# Wood trim with damaged or worn out varnish



## rosalan (Aug 24, 2009)

The trim around my sink is finished in real wood, some of which the varnish has worn away from, leaving it looking grey and unattractive in places where the water had affected it.
Using fine emery paper, I removed any of the off colour material which took only a few minutes, being careful not to damage the plastic top surface. Then using a cotton bud, I stroked Danish Oil over the areas I had worked on. The effect was almost immediate and by the following day when the oil had dried, the result was better than I could have expected. In hindsight I should have removed every last vestige of the darkened wood and the result could have been perfect. I may have another go if I actually notice the marks again.
rosalan


----------



## Mikemoss (Sep 5, 2005)

That sounds good Rosalan, I'll give it a try as we have exactly the same problem on parts of the wood trim around our skink.

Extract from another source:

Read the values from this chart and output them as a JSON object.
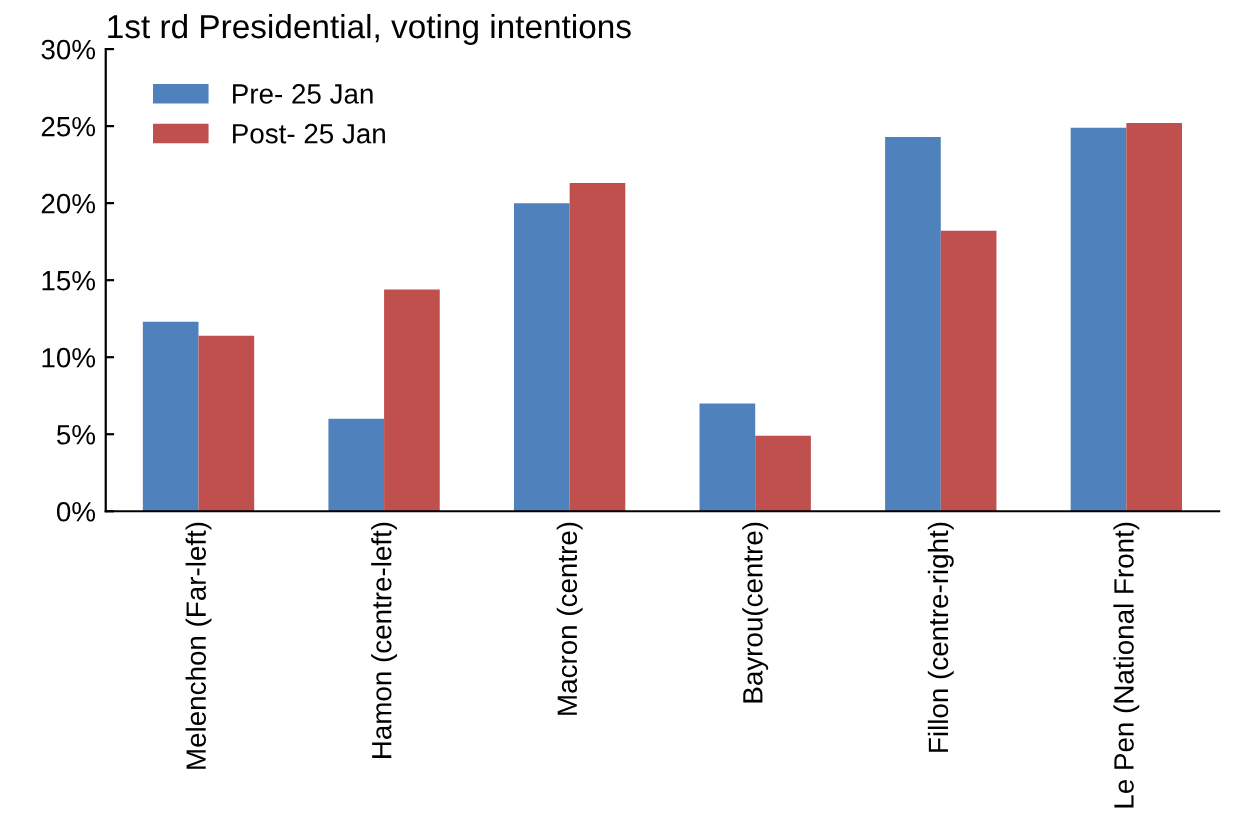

Up to now I've sprayed the woodwork with AutoGlym plastic and rubber treatment (I think that's what it's called) and it also does the trick for a while. Tends to wear off after a month or so and need repeating. It's also good for shining up plastic/formica table tops etc.


----------



## rosalan (Aug 24, 2009)

Thanks for the tip about AutoGlyn. The bonus with Danish oil is that you can continue to sand, after use and that it penetrates the wood so should (?) prevent any immediate recurring tarnishing . One problem I discovered is that I am allergic to the oil so I wear gloves.
Yes it is expensive but I have yet to find anything as good on plain timber. I only bought it because wood specialist told me to, that and the fact it worked for me in my home on doors and skirting boards.
Good luck!

rosalan


----------



## Zebedee (Oct 3, 2007)

Danish oil is great, but it can dry with shiny streaks which look pretty naff!!

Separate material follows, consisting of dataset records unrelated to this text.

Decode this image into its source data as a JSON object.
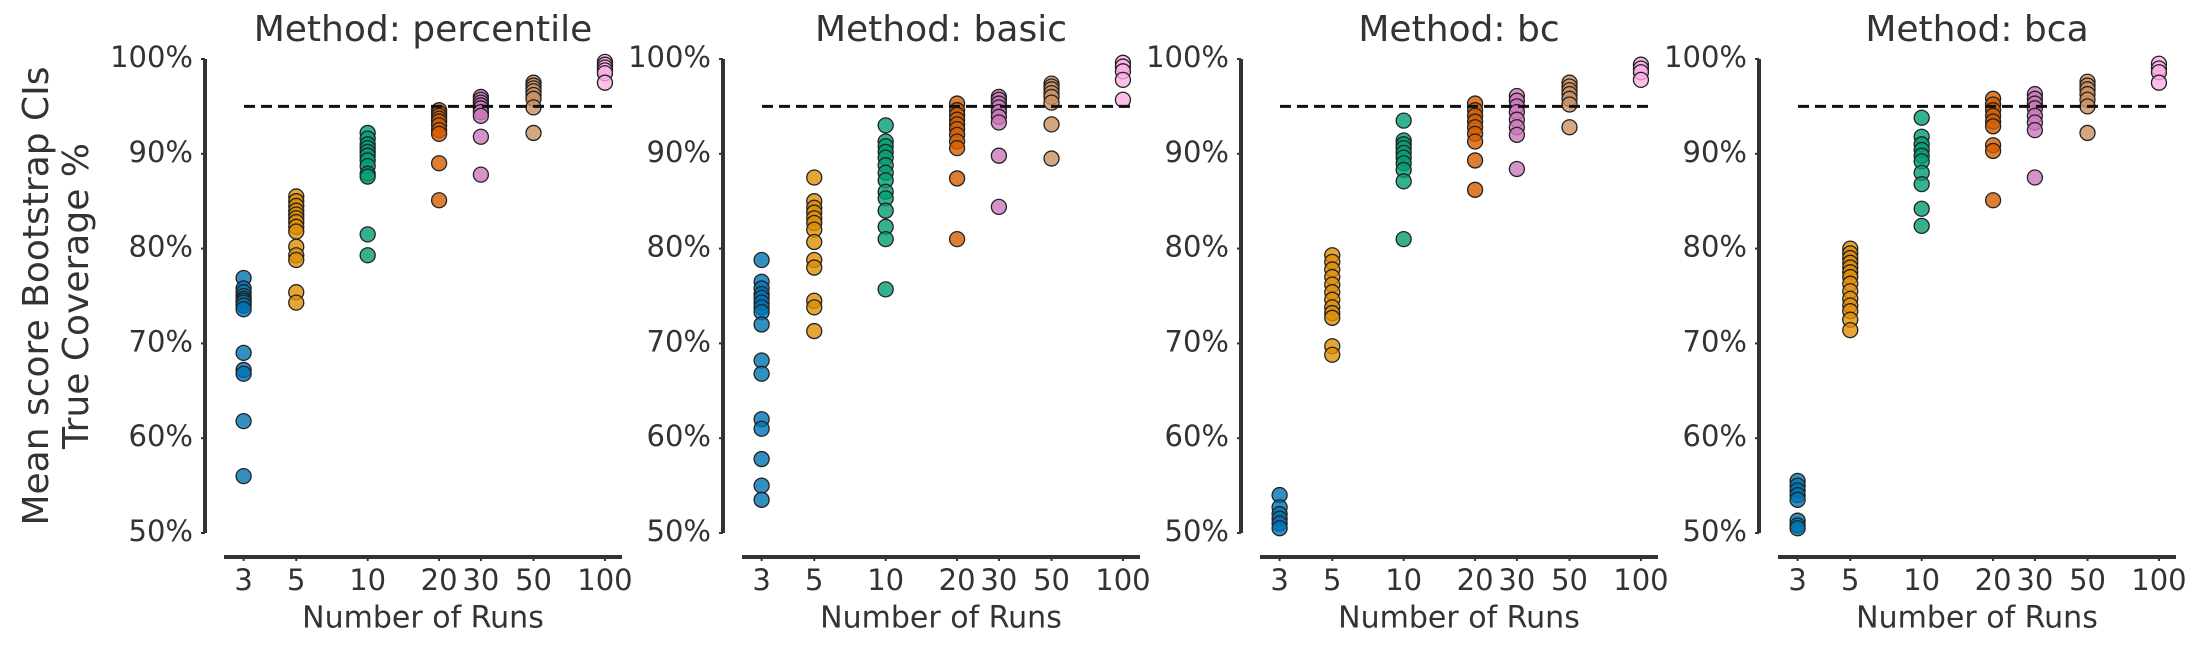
{
  "chart_data": [
    {
      "type": "scatter",
      "title": "Method: percentile",
      "xlabel": "Number of Runs",
      "ylabel": [
        "Mean score Bootstrap CIs",
        "True Coverage %"
      ],
      "xscale": "log",
      "xlim": [
        2.48,
        118
      ],
      "xticks": [
        3,
        5,
        10,
        20,
        30,
        50,
        100
      ],
      "ylim": [
        50,
        100
      ],
      "yticks": [
        {
          "value": 50,
          "label": "50%"
        },
        {
          "value": 60,
          "label": "60%"
        },
        {
          "value": 70,
          "label": "70%"
        },
        {
          "value": 80,
          "label": "80%"
        },
        {
          "value": 90,
          "label": "90%"
        },
        {
          "value": 100,
          "label": "100%"
        }
      ],
      "hline": 95,
      "series": [
        {
          "color": "#0173b2",
          "x": 3,
          "values": [
            76.9,
            75.8,
            75.4,
            75.0,
            74.7,
            74.5,
            74.3,
            74.0,
            73.6,
            69.0,
            67.2,
            66.8,
            61.8,
            56.0
          ]
        },
        {
          "color": "#de8f05",
          "x": 5,
          "values": [
            85.5,
            85.0,
            84.5,
            84.0,
            83.6,
            83.2,
            82.8,
            82.3,
            81.8,
            80.2,
            79.3,
            78.8,
            75.4,
            74.3
          ]
        },
        {
          "color": "#029e73",
          "x": 10,
          "values": [
            92.2,
            91.6,
            91.0,
            90.6,
            90.2,
            89.8,
            89.3,
            88.7,
            87.9,
            87.6,
            81.5,
            79.3
          ]
        },
        {
          "color": "#d55e00",
          "x": 20,
          "values": [
            94.6,
            94.3,
            94.0,
            93.7,
            93.4,
            93.0,
            92.5,
            92.1,
            89.0,
            85.1
          ]
        },
        {
          "color": "#cc78bc",
          "x": 30,
          "values": [
            96.0,
            95.7,
            95.4,
            95.1,
            94.8,
            94.4,
            94.0,
            91.8,
            87.8
          ]
        },
        {
          "color": "#ca9161",
          "x": 50,
          "values": [
            97.5,
            97.2,
            96.9,
            96.6,
            96.2,
            95.8,
            94.9,
            92.2
          ]
        },
        {
          "color": "#fbafe4",
          "x": 100,
          "values": [
            99.7,
            99.4,
            99.1,
            98.8,
            98.5,
            97.5
          ]
        }
      ]
    },
    {
      "type": "scatter",
      "title": "Method: basic",
      "xlabel": "Number of Runs",
      "xscale": "log",
      "xlim": [
        2.48,
        118
      ],
      "xticks": [
        3,
        5,
        10,
        20,
        30,
        50,
        100
      ],
      "ylim": [
        50,
        100
      ],
      "yticks": [
        {
          "value": 50,
          "label": "50%"
        },
        {
          "value": 60,
          "label": "60%"
        },
        {
          "value": 70,
          "label": "70%"
        },
        {
          "value": 80,
          "label": "80%"
        },
        {
          "value": 90,
          "label": "90%"
        },
        {
          "value": 100,
          "label": "100%"
        }
      ],
      "hline": 95,
      "series": [
        {
          "color": "#0173b2",
          "x": 3,
          "values": [
            78.8,
            76.5,
            75.8,
            75.2,
            74.8,
            74.3,
            73.8,
            73.3,
            72.0,
            68.2,
            66.8,
            62.0,
            61.0,
            57.8,
            55.0,
            53.5
          ]
        },
        {
          "color": "#de8f05",
          "x": 5,
          "values": [
            87.5,
            85.0,
            84.3,
            83.8,
            83.2,
            82.7,
            82.0,
            80.7,
            78.8,
            78.0,
            74.5,
            73.8,
            71.3
          ]
        },
        {
          "color": "#029e73",
          "x": 10,
          "values": [
            93.0,
            91.3,
            90.8,
            90.2,
            89.6,
            88.8,
            88.0,
            87.2,
            86.0,
            85.3,
            84.0,
            82.3,
            81.0,
            75.7
          ]
        },
        {
          "color": "#d55e00",
          "x": 20,
          "values": [
            95.3,
            94.6,
            94.1,
            93.6,
            93.1,
            92.6,
            92.0,
            91.3,
            90.6,
            87.4,
            81.0
          ]
        },
        {
          "color": "#cc78bc",
          "x": 30,
          "values": [
            96.0,
            95.7,
            95.3,
            94.9,
            94.4,
            93.9,
            93.3,
            89.8,
            84.4
          ]
        },
        {
          "color": "#ca9161",
          "x": 50,
          "values": [
            97.4,
            97.1,
            96.8,
            96.4,
            96.0,
            95.4,
            93.1,
            89.5
          ]
        },
        {
          "color": "#fbafe4",
          "x": 100,
          "values": [
            99.6,
            99.2,
            98.7,
            97.8,
            95.7
          ]
        }
      ]
    },
    {
      "type": "scatter",
      "title": "Method: bc",
      "xlabel": "Number of Runs",
      "xscale": "log",
      "xlim": [
        2.48,
        118
      ],
      "xticks": [
        3,
        5,
        10,
        20,
        30,
        50,
        100
      ],
      "ylim": [
        50,
        100
      ],
      "yticks": [
        {
          "value": 50,
          "label": "50%"
        },
        {
          "value": 60,
          "label": "60%"
        },
        {
          "value": 70,
          "label": "70%"
        },
        {
          "value": 80,
          "label": "80%"
        },
        {
          "value": 90,
          "label": "90%"
        },
        {
          "value": 100,
          "label": "100%"
        }
      ],
      "hline": 95,
      "series": [
        {
          "color": "#0173b2",
          "x": 3,
          "values": [
            54.0,
            52.7,
            52.0,
            51.5,
            51.0,
            50.5
          ]
        },
        {
          "color": "#de8f05",
          "x": 5,
          "values": [
            79.3,
            78.6,
            77.8,
            77.0,
            76.2,
            75.4,
            74.6,
            73.8,
            73.2,
            72.7,
            69.7,
            68.8
          ]
        },
        {
          "color": "#029e73",
          "x": 10,
          "values": [
            93.5,
            91.4,
            91.0,
            90.6,
            90.1,
            89.6,
            89.0,
            88.3,
            87.1,
            81.0
          ]
        },
        {
          "color": "#d55e00",
          "x": 20,
          "values": [
            95.3,
            94.6,
            94.0,
            93.4,
            92.8,
            92.1,
            91.3,
            89.3,
            86.2
          ]
        },
        {
          "color": "#cc78bc",
          "x": 30,
          "values": [
            96.1,
            95.6,
            95.0,
            94.4,
            93.6,
            92.8,
            92.0,
            88.4
          ]
        },
        {
          "color": "#ca9161",
          "x": 50,
          "values": [
            97.5,
            97.1,
            96.7,
            96.3,
            95.8,
            95.2,
            92.8
          ]
        },
        {
          "color": "#fbafe4",
          "x": 100,
          "values": [
            99.4,
            99.0,
            98.6,
            97.8
          ]
        }
      ]
    },
    {
      "type": "scatter",
      "title": "Method: bca",
      "xlabel": "Number of Runs",
      "xscale": "log",
      "xlim": [
        2.48,
        118
      ],
      "xticks": [
        3,
        5,
        10,
        20,
        30,
        50,
        100
      ],
      "ylim": [
        50,
        100
      ],
      "yticks": [
        {
          "value": 50,
          "label": "50%"
        },
        {
          "value": 60,
          "label": "60%"
        },
        {
          "value": 70,
          "label": "70%"
        },
        {
          "value": 80,
          "label": "80%"
        },
        {
          "value": 90,
          "label": "90%"
        },
        {
          "value": 100,
          "label": "100%"
        }
      ],
      "hline": 95,
      "series": [
        {
          "color": "#0173b2",
          "x": 3,
          "values": [
            55.5,
            55.0,
            54.5,
            54.0,
            53.5,
            51.3,
            50.8,
            50.5
          ]
        },
        {
          "color": "#de8f05",
          "x": 5,
          "values": [
            80.0,
            79.5,
            79.0,
            78.5,
            78.0,
            77.5,
            77.0,
            76.3,
            75.5,
            74.7,
            74.0,
            73.4,
            72.5,
            71.4
          ]
        },
        {
          "color": "#029e73",
          "x": 10,
          "values": [
            93.8,
            91.8,
            91.0,
            90.4,
            89.8,
            89.2,
            88.0,
            86.8,
            84.2,
            82.4
          ]
        },
        {
          "color": "#d55e00",
          "x": 20,
          "values": [
            95.8,
            95.2,
            94.6,
            94.0,
            93.4,
            92.9,
            90.9,
            90.3,
            85.1
          ]
        },
        {
          "color": "#cc78bc",
          "x": 30,
          "values": [
            96.3,
            95.8,
            95.3,
            94.8,
            94.0,
            93.3,
            92.5,
            87.5
          ]
        },
        {
          "color": "#ca9161",
          "x": 50,
          "values": [
            97.6,
            97.2,
            96.8,
            96.3,
            95.7,
            95.0,
            92.2
          ]
        },
        {
          "color": "#fbafe4",
          "x": 100,
          "values": [
            99.5,
            99.0,
            98.6,
            97.5
          ]
        }
      ]
    }
  ]
}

Sand thoroughly, and use progressively finer paper to get a very smooth finish. You must get down to bare wood or any remaining bits of varnish will show up like you wouldn't believe.

Wipe on some Danish oil, warming the first coat if you like to encourage deeper penetration.

After no longer than 10 minutes, vigorously wipe off all the excess oil with a soft, absorbent, but lint free cloth. Do not use kitchen tissue or you are sure to leave bits of it in the vanish.

*The wiping off is vital if you want a smooth, matt finish with no shiny streaks.*

Repeat two or three times for the best possible finish, and give it another coat or two every so often when it begins to look a bit tired.

Hope this helps.

Dave 

P.S. Have you discovered the Lemon Oil sold by Lakeland? It's not as durable as Danish, but is ideal for a quick polish of the dining table, and it acts as a very nice room freshener as well.


----------



## rosalan (Aug 24, 2009)

Thanks Zebedee.
I could not believe that the Danish oil would be so quick and effective. In the past I have used fine wire wool onto the dried oil before adding coats and building up a finish that is equal to the original varnished look while I think it is better for the timber for it penetrates the surface protecting it from future water damage.
rosalan


----------